Chronique de Things Viral
- Chaos -
Au Commencement, il n'y avait rien. Le néant. Le vide...
Un vide qui s'organise, peu à peu. La lumière n'est pas encore apparue. Et pourant, une athmosphère est déjà présente, pesante. Lente, agonique, elle englobe tout. Lourde. Lourde du poids du Néant, elle vous écrase. Khanate s'amuse avec nos nerfs. Bien plus que de la musique, Khanate, comme beaucoup de groupes de Drone, joue sur les espaces entre les "notes", mais avec une maestria hors du commun des mortels. L'imagination prends le dessus, pour quelques secondes seulement de "repos", jusqu'à ce que... La Voix arrive. Sur des notes simples, angoissantes, au dessus d'un tambour monolithique. Elle se greffe là, maladie incurable, vomissant de ses phrases saturées une Apocalypse déjà parmi nous. Car il faut se rendre à l'évidence, le but de Things Viral n'est pas porté sur la musicalité ou les notes jouées (bien qu'elles soient tout à fait en accord avec le concept), mais bien sur l'absence horrifiante de tout.
- Absence, Présence -
Bien que Khanate joue sur l'absence et veuille nous faire imaginer la Fin, le Rien avec un grand R, une présence règne sur le disque. Une aura plombante. Très lent, Things Viral n'en est pas pour autant ennuyeux. Il nous fait, par son son infiniment épais, pratiquement toucher ces vibrations qui nous remuent dans le corps entier. Vous n'êtes rien, et vous dérivez, lentement, imperturbablement, dans le vide cosmique. Rien ne vous arrêtera. Vous n'êtes rien.

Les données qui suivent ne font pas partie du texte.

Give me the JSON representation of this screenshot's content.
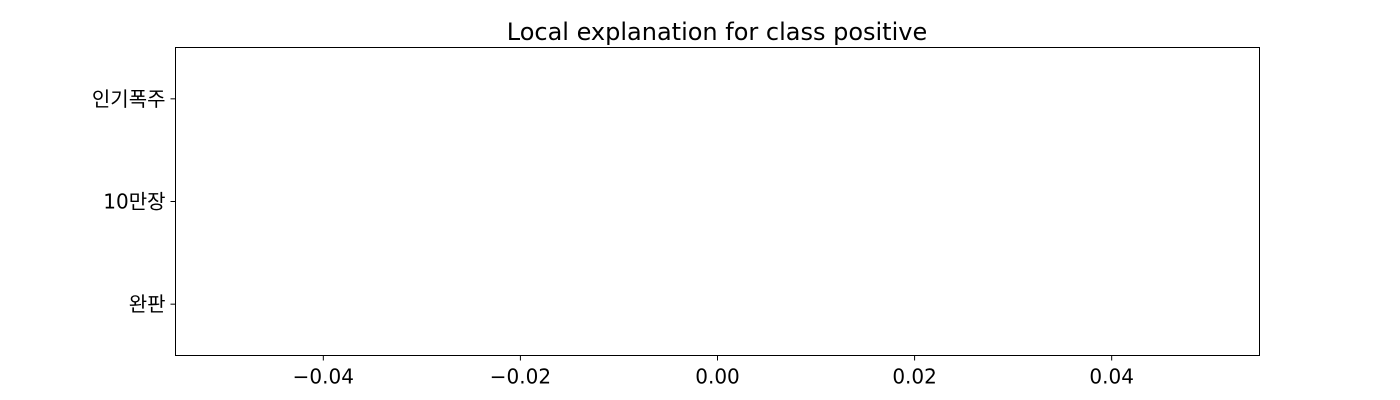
{
  "chart_data": {
    "type": "bar",
    "orientation": "horizontal",
    "title": "Local explanation for class positive",
    "xlabel": "",
    "ylabel": "",
    "categories": [
      "인기폭주",
      "10만장",
      "완판"
    ],
    "values": [
      0,
      0,
      0
    ],
    "xlim": [
      -0.055,
      0.055
    ],
    "x_ticks": [
      -0.04,
      -0.02,
      0.0,
      0.02,
      0.04
    ],
    "x_tick_labels": [
      "−0.04",
      "−0.02",
      "0.00",
      "0.02",
      "0.04"
    ],
    "grid": false,
    "legend": "none",
    "colors": {
      "positive": "#2ca02c",
      "negative": "#d62728",
      "text": "#000000",
      "background": "#ffffff"
    }
  }
}
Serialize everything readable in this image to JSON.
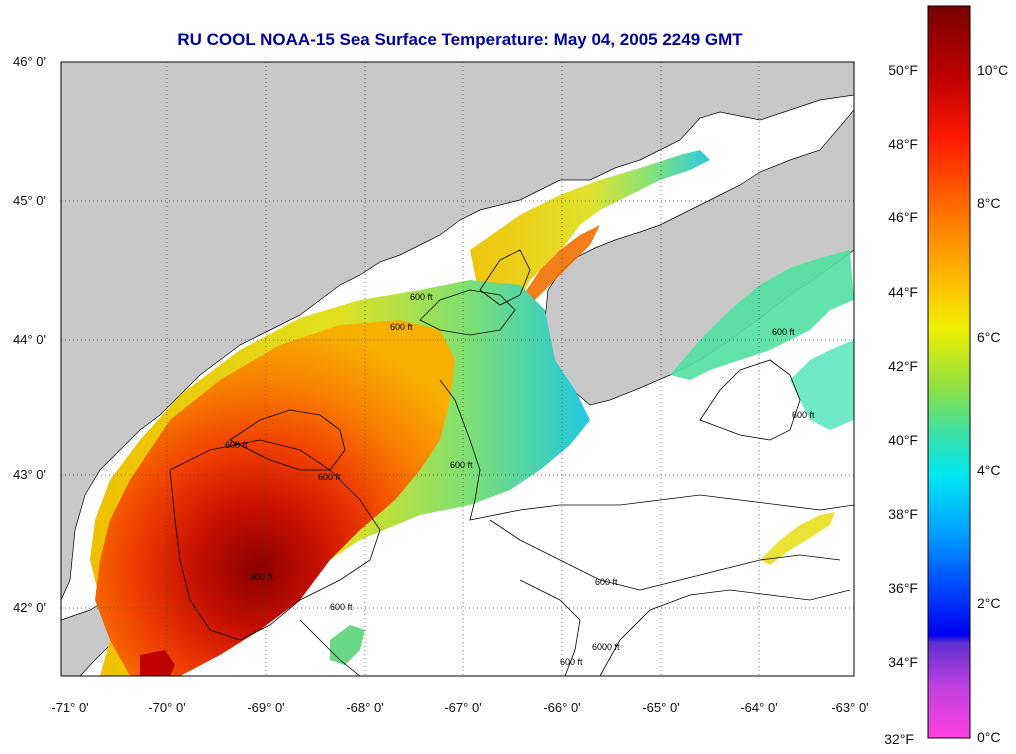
{
  "title": "RU COOL  NOAA-15  Sea Surface Temperature:  May 04, 2005 2249 GMT",
  "latitude_labels": [
    "46° 0'",
    "45° 0'",
    "44° 0'",
    "43° 0'",
    "42° 0'"
  ],
  "longitude_labels": [
    "-71° 0'",
    "-70° 0'",
    "-69° 0'",
    "-68° 0'",
    "-67° 0'",
    "-66° 0'",
    "-65° 0'",
    "-64° 0'",
    "-63° 0'"
  ],
  "contour_labels": [
    "600 ft",
    "600 ft",
    "600 ft",
    "600 ft",
    "600 ft",
    "600 ft",
    "600 ft",
    "600 ft",
    "600 ft",
    "600 ft",
    "6000 ft",
    "600 ft"
  ],
  "colorbar": {
    "fahrenheit_labels": [
      "50°F",
      "48°F",
      "46°F",
      "44°F",
      "42°F",
      "40°F",
      "38°F",
      "36°F",
      "34°F",
      "32°F"
    ],
    "celsius_labels": [
      "10°C",
      "8°C",
      "6°C",
      "4°C",
      "2°C",
      "0°C"
    ]
  },
  "colors": {
    "land": "#c8c8c8",
    "no_data": "#ffffff",
    "title": "#0000a0",
    "warm": "#b00000",
    "cool": "#20c8f0"
  }
}
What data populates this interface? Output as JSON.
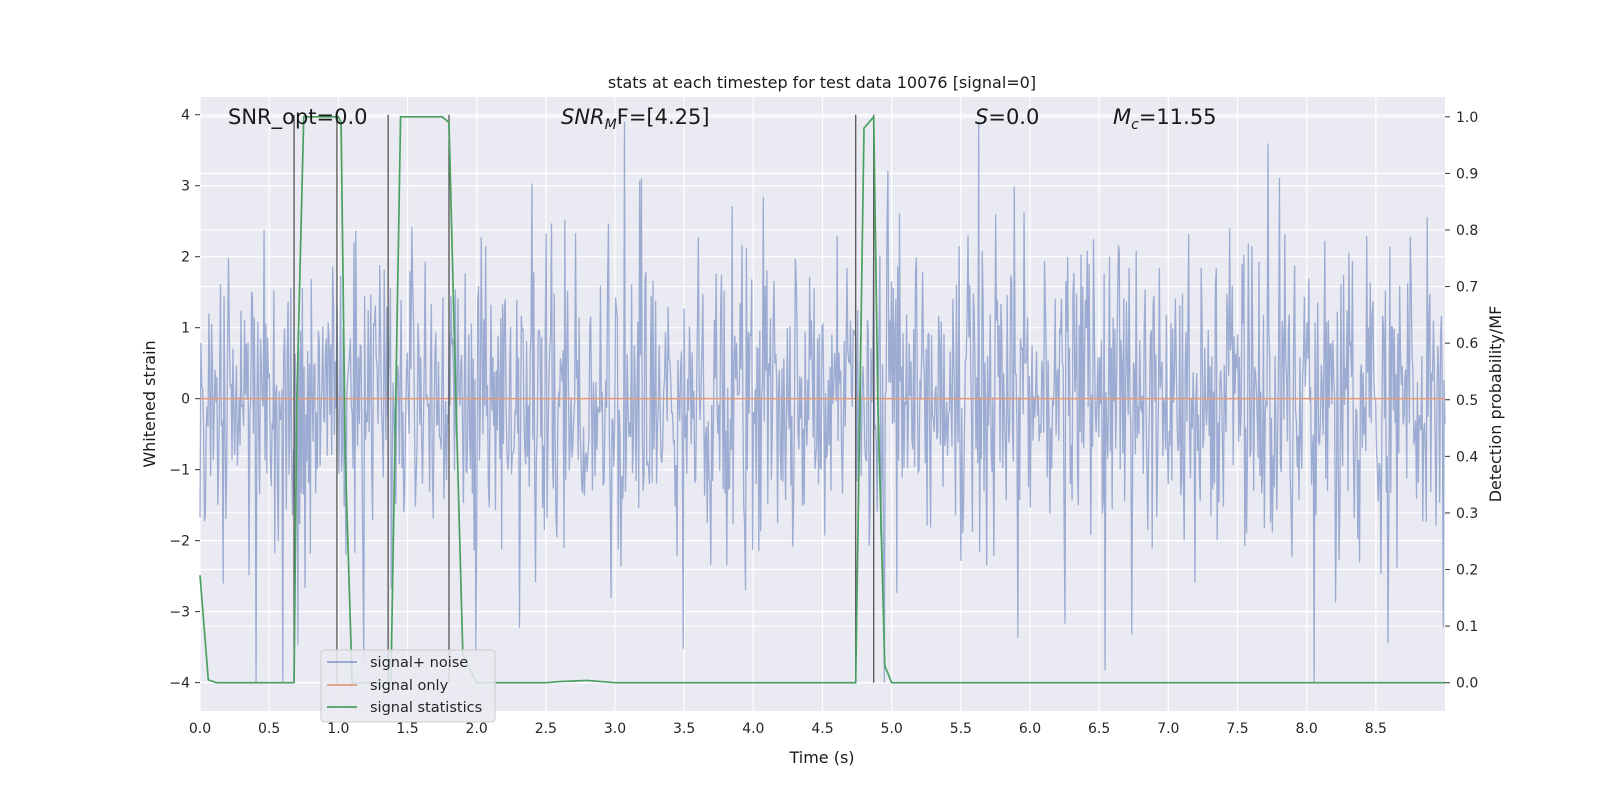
{
  "chart_data": {
    "type": "line",
    "title": "stats at each timestep for test data 10076 [signal=0]",
    "xlabel": "Time (s)",
    "ylabel": "Whitened strain",
    "y2label": "Detection probability/MF",
    "xlim": [
      0,
      9.0
    ],
    "ylim": [
      -4.4,
      4.25
    ],
    "y2lim": [
      -0.05,
      1.035
    ],
    "x_ticks": [
      "0.0",
      "0.5",
      "1.0",
      "1.5",
      "2.0",
      "2.5",
      "3.0",
      "3.5",
      "4.0",
      "4.5",
      "5.0",
      "5.5",
      "6.0",
      "6.5",
      "7.0",
      "7.5",
      "8.0",
      "8.5"
    ],
    "y_ticks": [
      "4",
      "3",
      "2",
      "1",
      "0",
      "−1",
      "−2",
      "−3",
      "−4"
    ],
    "y2_ticks": [
      "1.0",
      "0.9",
      "0.8",
      "0.7",
      "0.6",
      "0.5",
      "0.4",
      "0.3",
      "0.2",
      "0.1",
      "0.0"
    ],
    "grid": true,
    "legend_position": "lower-left",
    "annotations": {
      "snr_opt": "SNR_opt=0.0",
      "snr_mf_main": "SNR",
      "snr_mf_sub": "M",
      "snr_mf_tail": "F=[4.25]",
      "s_main": "S",
      "s_tail": "=0.0",
      "mc_main": "M",
      "mc_sub": "c",
      "mc_tail": "=11.55"
    },
    "series": [
      {
        "name": "signal+ noise",
        "color": "#8da0cb",
        "description": "whitened strain noise, approx. uniform band between -2 and 2 with peaks to about ±3.9",
        "envelope_y": [
          -4.0,
          3.9
        ]
      },
      {
        "name": "signal only",
        "color": "#e29a7c",
        "x": [
          0,
          9.0
        ],
        "y": [
          0,
          0
        ]
      },
      {
        "name": "signal statistics",
        "color": "#4aa05f",
        "axis": "right",
        "x": [
          0.0,
          0.06,
          0.12,
          0.3,
          0.5,
          0.68,
          0.7,
          0.75,
          0.8,
          1.0,
          1.02,
          1.05,
          1.1,
          1.3,
          1.38,
          1.45,
          1.55,
          1.75,
          1.8,
          1.85,
          1.9,
          2.0,
          2.2,
          2.5,
          2.6,
          2.7,
          2.8,
          2.9,
          3.0,
          3.5,
          4.0,
          4.5,
          4.74,
          4.8,
          4.87,
          4.9,
          4.95,
          5.0,
          5.5,
          6.0,
          7.0,
          8.0,
          9.0
        ],
        "y": [
          0.19,
          0.005,
          0.0,
          0.0,
          0.0,
          0.0,
          0.5,
          1.0,
          1.0,
          1.0,
          0.99,
          0.4,
          0.0,
          0.0,
          0.0,
          1.0,
          1.0,
          1.0,
          0.99,
          0.5,
          0.05,
          0.0,
          0.0,
          0.0,
          0.002,
          0.003,
          0.004,
          0.002,
          0.0,
          0.0,
          0.0,
          0.0,
          0.0,
          0.98,
          1.0,
          0.5,
          0.03,
          0.0,
          0.0,
          0.0,
          0.0,
          0.0,
          0.0
        ]
      }
    ],
    "vertical_markers_x": [
      0.68,
      0.99,
      1.36,
      1.8,
      4.74,
      4.87
    ],
    "colors": {
      "background": "#eaeaf2",
      "grid": "#ffffff",
      "marker": "#555555"
    }
  },
  "legend": {
    "items": [
      "signal+ noise",
      "signal only",
      "signal statistics"
    ]
  }
}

Ce périple devient éprouvant, épuisant. Et là se révèle toute la puissance de inaccessible musique de Khanate.
- Euthanasie des Sens -
Le disque vogue sur les eaux de la folie. Pas cette sympathique folie douce, non...Cette folie pure, inaliénable. Cette injection infernale absorbée à plein casque brise le cerveau. Brise tout ce qu'on a cru comprendre jusque là. Tel un miroir reflétant le sombre côté des choses, lors de l'écoute de Things Viral, l'espoir n'est plus qu'on mot, perdu parmi des milliers d'autres, et dont vous n'êtes même plus habilité à en comprendre l'idée. Ni vous, ni personne, ni rien ne peut changer quelque chose à cela. Un mal-être profond, enkysté. Extrêmement angoissante, "Too close enough to touch" annonce le déclin. Elle s'infiltre dans votre tête, pour, comme un cancer, ne plus la lâcher, et la détruire. Car le disque Things Viral est maintenant terminé. Une pensée de libération traverse notre esprit. Et on se souvient. On se souvient de ce qui s'est passé, le traumatisme audio que l'on vient de subir. Car plus jamais rien ne sera pareil. Non, un disque de Khanate ne s'arrête pas. Il vous hante. Il fait maintenant partit intégrante de vous.
Khanate, donc, livre ici une des choses les plus malsaines jamais créées, ravalant Noctural Depression en tant que générique d'un dessin animé pour enfant, et la majorité des albums de Black Metal se voulant "éprouvants" au rang de comptines pour le soir. Cet album est noir, malfaisant et agrippe à vous pour ne plus jamais en décrocher. On peut noter deux choses, pouvant être, au choix, petites erreurs ou bien petit plus, tout dépendra de l'écoute, le morceau "Dead", qui marque enfait une sorte de break dans l'album, puisqu'au premier abord, moins recherché et torturé que les autres titre, et le morceau "Fields", qui traine un peu en longueur (peut-être est-ce pour jouer sur le tableau de l'hypnotique). Quoi qu'il en soit, cet album est une très grande réussite, aussi bien dans l'idée, menée à son paroxysme, que dans la réalisation, avec des murs épais et ultra-saturés de brouillard sonore accompagnés d'une voix totalement en décalage. Khanate montre ici son talent à aller plus loin que la musique, nous portant doucement, avec quelques chaos, sur la route tortueuse des Limbes.
Un album qui est à écouter absolument au casque, pour une plus grande immersion, fort, éventuellement dans le noir.